判官ヲ送リテ、是ヨリモドリシ酒盛ノ跡也。
土中古土器有。寄妙二拝。)

【意訳】
暮れ前から雨が降り始める。
(籏宿のはずれに「(佐藤)庄司もどし」という桜木が畑の中にある。
挙兵した源頼朝のもとへ馳せ参じる源判官義経を見送ったあと、酒盛りをした跡である。
のぞくと土の中に「かわらけ」があった。奇妙なことがあるものだと拝んだ。
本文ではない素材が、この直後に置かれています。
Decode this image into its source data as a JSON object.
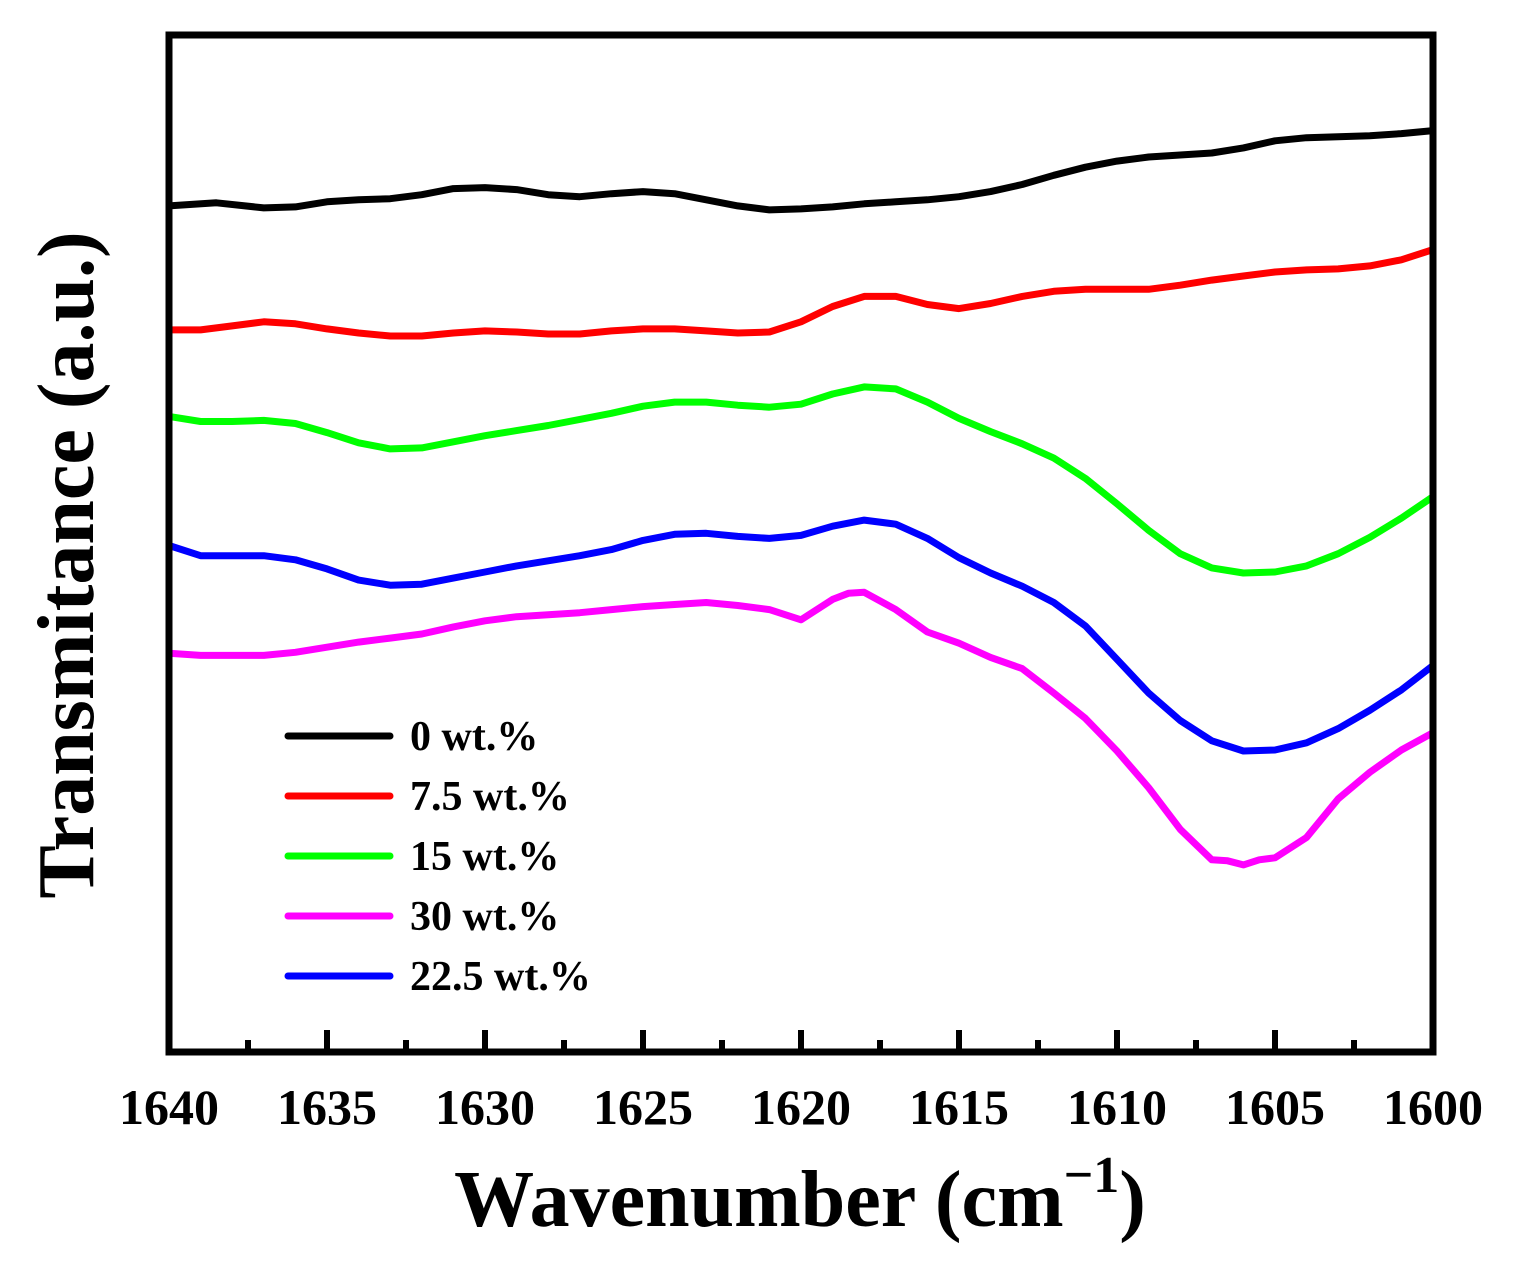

)

とある。

佐藤庄司(さとう・しょうじ)とは佐藤基治(さとう・もとはる)のことである。
「庄司」というのは「荘官」のことで、「荘園」の管理者である。
簡単に説明すると、自分たちの手で田畑を切り開いたのだが、当時、いろいろと朝廷や権力者から難癖をつけられたり、外敵によって奪われたり、と不安定だった。
そこで貴族や有力寺社に土地を寄進してしまう。
そうすると、一定の「上納」をすれば、そこの実質的所有者になれた。
当時、そうするしか土地を保てなかったのである。
その不満が鎌倉幕府が生まれる大きな原因となる。
だから、簡単に言えば地方豪族、つまり「武士」の原型である。

源義経が奥羽藤原氏の元で庇護されていた時、兄の源頼朝が伊豆で挙兵した。
頼朝の軍へはせ参じようとした時、佐藤庄司は二人の息子を義経に随行させた、それが継信・忠信兄弟である。
1180年(治承8年)のことである。
その時、庄司はここまで見送りに来て、桜の杖を地に刺し、

汝ら(兄弟のこと)忠義の士たらば、この桜の杖が生きるであろう。

と言ったという。
実際(かどうかわからないが…)この桜の杖は成長し、桜の木となった。
兄弟も大活躍し、最後は二人とも義経のために死んだ。

その桜が写真である。
江戸時代に野火で焼けてしまったそうだが、そこからまた桜が自然と生えたのだそうである。

ここはほとんど…というか誰も訪れる人はいない。
『随行日記』には、義経たちを見送ったあと、ここで酒盛りをした、とある。
芭蕉一行が地中をのぞくと、「かわらけ」(酒を飲む器だろう。)があったという。
芭蕉たちは、きっと「佐藤庄司」のかわらけだと思っているようである。
それはどうだかわからないが、実に不思議な記述である。

「おくのほそ道」の本文には登場しないが、実に気分のいいところである。